A simple galaxy model (bulge + disk + halo):

>>> bulge = gp.HernquistPotential(m=2e10 * u.Msun, c=0.6 * u.kpc, units=galactic)
>>> disk = gp.MiyamotoNagaiPotential(m=1e11 * u.Msun, a=3 * u.kpc, b=0.3 * u.kpc, units=galactic)
>>> halo = gp.NFWPotential(m=1e12 * u.Msun, r_s=20 * u.kpc, units=galactic)
>>> galaxy = gp.CompositePotential(bulge=bulge, disk=disk, halo=halo)
>>> # Mix of spherical and cylindrical (disk), so composite is cylindrical
>>> E = galaxy.energy(R=8 * u.kpc)  # Midplane energy
>>> E = galaxy.energy(R=8 * u.kpc, z=0.5 * u.kpc)  # Off midplane

Computing a rotation curve for the galaxy model:

>>> R = np.linspace(0.1, 20, 200) * u.kpc
>>> v_circ = galaxy.circular_velocity(R=R)

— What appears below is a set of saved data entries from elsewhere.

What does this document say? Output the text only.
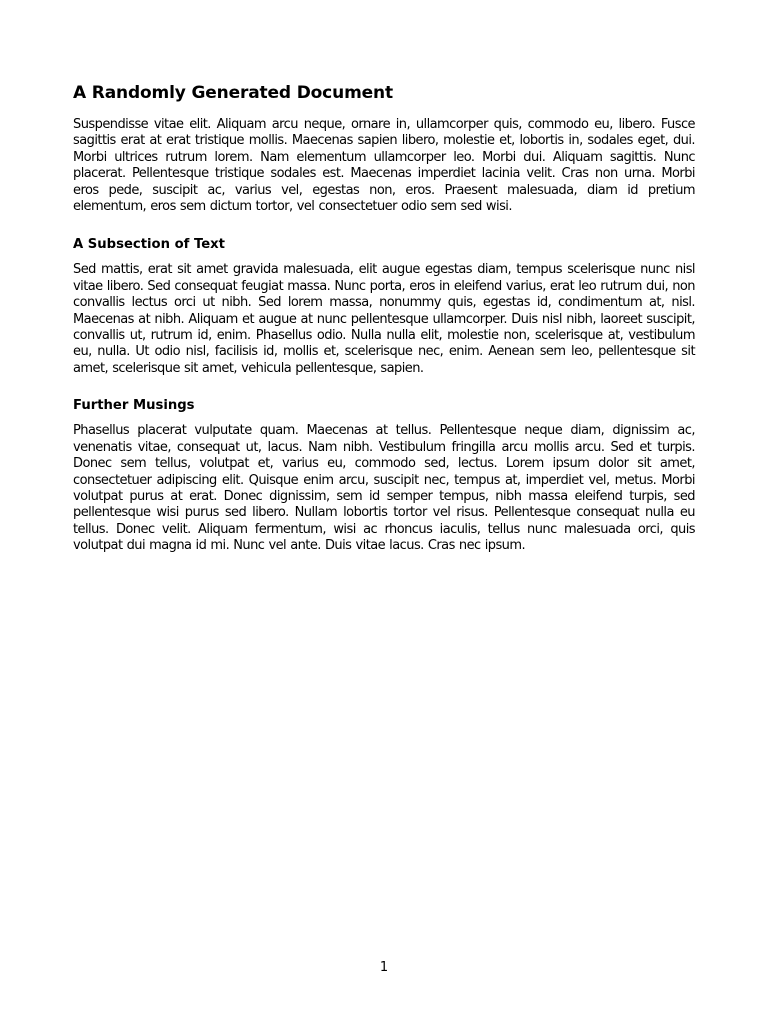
A Randomly Generated Document

Suspendisse vitae elit. Aliquam arcu neque, ornare in, ullamcorper quis, commodo eu, libero. Fusce sagittis erat at erat tristique mollis. Maecenas sapien libero, molestie et, lobortis in, sodales eget, dui. Morbi ultrices rutrum lorem. Nam elementum ullamcorper leo. Morbi dui. Aliquam sagittis. Nunc placerat. Pellentesque tristique sodales est. Maecenas imperdiet lacinia velit. Cras non urna. Morbi eros pede, suscipit ac, varius vel, egestas non, eros. Praesent malesuada, diam id pretium elementum, eros sem dictum tortor, vel consectetuer odio sem sed wisi.

A Subsection of Text

Sed mattis, erat sit amet gravida malesuada, elit augue egestas diam, tempus scelerisque nunc nisl vitae libero. Sed consequat feugiat massa. Nunc porta, eros in eleifend varius, erat leo rutrum dui, non convallis lectus orci ut nibh. Sed lorem massa, nonummy quis, egestas id, condimentum at, nisl. Maecenas at nibh. Aliquam et augue at nunc pellentesque ullamcorper. Duis nisl nibh, laoreet suscipit, convallis ut, rutrum id, enim. Phasellus odio. Nulla nulla elit, molestie non, scelerisque at, vestibulum eu, nulla. Ut odio nisl, facilisis id, mollis et, scelerisque nec, enim. Aenean sem leo, pellentesque sit amet, scelerisque sit amet, vehicula pellentesque, sapien.

Further Musings

Phasellus placerat vulputate quam. Maecenas at tellus. Pellentesque neque diam, dignissim ac, venenatis vitae, consequat ut, lacus. Nam nibh. Vestibulum fringilla arcu mollis arcu. Sed et turpis. Donec sem tellus, volutpat et, varius eu, commodo sed, lectus. Lorem ipsum dolor sit amet, consectetuer adipiscing elit. Quisque enim arcu, suscipit nec, tempus at, imperdiet vel, metus. Morbi volutpat purus at erat. Donec dignissim, sem id semper tempus, nibh massa eleifend turpis, sed pellentesque wisi purus sed libero. Nullam lobortis tortor vel risus. Pellentesque consequat nulla eu tellus. Donec velit. Aliquam fermentum, wisi ac rhoncus iaculis, tellus nunc malesuada orci, quis volutpat dui magna id mi. Nunc vel ante. Duis vitae lacus. Cras nec ipsum.

1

Note that once you add a cylindrical component to spherical components, you can no longer use r= (spherical) coordinates - you must use R=, z= (cylindrical):

>>> # This would raise an error:
>>> galaxy.energy(r=10 * u.kpc)
ValueError: Invalid coordinate(s) for CylindricalSymmetry: {'r'}

Notes#

Return Coordinates#

Gradients and accelerations are always returned in Cartesian coordinates, even when using symmetry coordinate inputs. This design choice ensures:

For example:

>>> grad = pot.gradient(r=10 * u.kpc)
>>> assert grad.shape == (3, 1)
>>> # Returns shape (3, 1) array: [dx, dy, dz] in Cartesian coords

Coordinate Validation#

Symmetry coordinates are validated to ensure they match the potential’s symmetry. Trying to use the wrong coordinates will raise an error:

>>> pot = gp.HernquistPotential(m=1e10 * u.Msun, c=5 * u.kpc, units=galactic)
>>> pot.energy(R=10 * u.kpc)
ValueError: This potential has spherical symmetry and expects coordinate 'r',
but you provided: {'R'}

You also cannot mix Cartesian and symmetry coordinates:

>>> pos = [10, 0, 0] * u.kpc
>>> pot.energy(pos, r=10 * u.kpc)
ValueError: Cannot specify both position `q` and symmetry coordinates

Keyword-Only Arguments#

Symmetry coordinates must be passed as keyword arguments, not positional arguments. This makes the API clear and prevents ambiguity:

>>> # Correct
>>> pot.energy(r=10 * u.kpc)

>>> # Wrong - this passes a Cartesian position
>>> pot.energy(10 * u.kpc)

Implementing Custom Potentials with Symmetry#

If you’re creating a custom potential class and want to add symmetry coordinate support, set the _symmetry class attribute:

For a spherical potential:

from gala.potential import PotentialBase
from gala.potential.potential.symmetry import SphericalSymmetry

class MySphericalPotential(PotentialBase):
    _symmetry = SphericalSymmetry()

    # ... rest of implementation

For a cylindrical potential:

from gala.potential.potential.symmetry import CylindricalSymmetry

class MyCylindricalPotential(PotentialBase):
    _symmetry = CylindricalSymmetry()

    # ... rest of implementation

The base class will automatically handle the coordinate transformation in all potential methods.